The government volcano-monitoring agency raised the danger level around Taal three notches on Sunday to Level 4, indicating a hazardous eruption within hours to days was possible. Level 5, the highest, means such an eruption is underway.
The volcano’s last disastrous eruption happened in 1965, when more than 200 people were killed.
Irene de Claro, a mother of four, worried about her father, who stayed behind in their village in Agoncillo while the rest of the family fled.
“My father is missing. We don’t know, too, what happened to our house because the ash was up to our knees, it was very dark and the ground was constantly shaking when we left,” de Castro said at a school in the town of Lemery. “Most likely there’s nothing for us to return to. We’re back to zero.”
The small island where the volcano lies has long been designated a “permanent danger zone,” though fishing villages have existed there for years. Those residents were all evacuated, volcanology officials said, adding that there should be a total evacuation, too, of endangered communities within a 14-kilometer (8.7-mile) radius of Taal.
Government work was suspended and schools closed in a wide swath of towns and cities, including Manila, because of the health risks from the ash.

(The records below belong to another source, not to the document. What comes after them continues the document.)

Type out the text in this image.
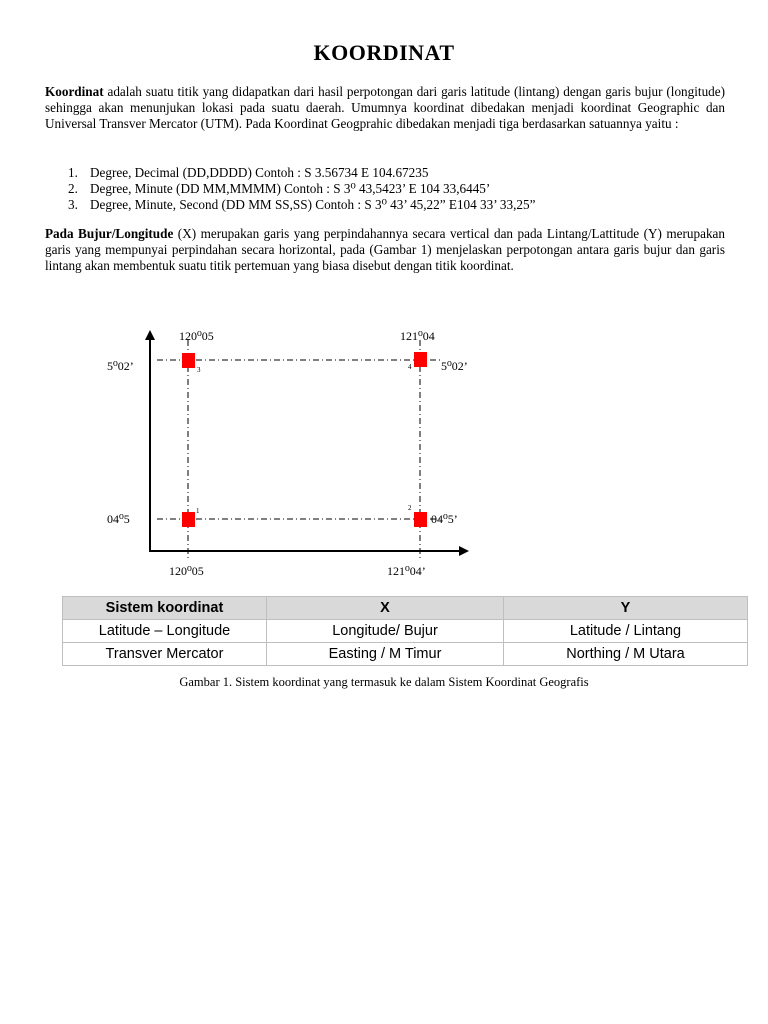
KOORDINAT
Koordinat adalah suatu titik yang didapatkan dari hasil perpotongan dari garis latitude (lintang) dengan garis bujur (longitude) sehingga akan menunjukan lokasi pada suatu daerah. Umumnya koordinat dibedakan menjadi koordinat Geographic dan Universal Transver Mercator (UTM). Pada Koordinat Geogprahic dibedakan menjadi tiga berdasarkan satuannya yaitu :
1. Degree, Decimal (DD,DDDD) Contoh : S 3.56734 E 104.67235
2. Degree, Minute (DD MM,MMMM) Contoh : S 3⁰ 43,5423’ E 104 33,6445’
3. Degree, Minute, Second (DD MM SS,SS) Contoh : S 3⁰ 43’ 45,22” E104 33’ 33,25”
Pada Bujur/Longitude (X) merupakan garis yang perpindahannya secara vertical dan pada Lintang/Lattitude (Y) merupakan garis yang mempunyai perpindahan secara horizontal, pada (Gambar 1) menjelaskan perpotongan antara garis bujur dan garis lintang akan membentuk suatu titik pertemuan yang biasa disebut dengan titik koordinat.
3	4
1	2
120⁰05	121⁰04
5⁰02’	5⁰02’
04⁰5	04⁰5’
120⁰05	121⁰04’
Sistem koordinat	X	Y
Latitude – Longitude	Longitude/ Bujur	Latitude / Lintang
Transver Mercator	Easting / M Timur	Northing / M Utara
Gambar 1. Sistem koordinat yang termasuk ke dalam Sistem Koordinat Geografis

Taal is regarded as the second-most restive of about two dozen active volcanoes in the Philippines, which lies along the Pacific “Ring of Fire,” a region prone to earthquakes and volcanic eruptions. A long-dormant volcano, Mount Pinatubo, blew its top north of Manila in 1991 in one of the biggest volcanic eruptions of the 20th century, killing hundreds of people.
About 20 typhoons and other major storms each year also batter the Philippines, making it one of the world’s most disaster-prone countries.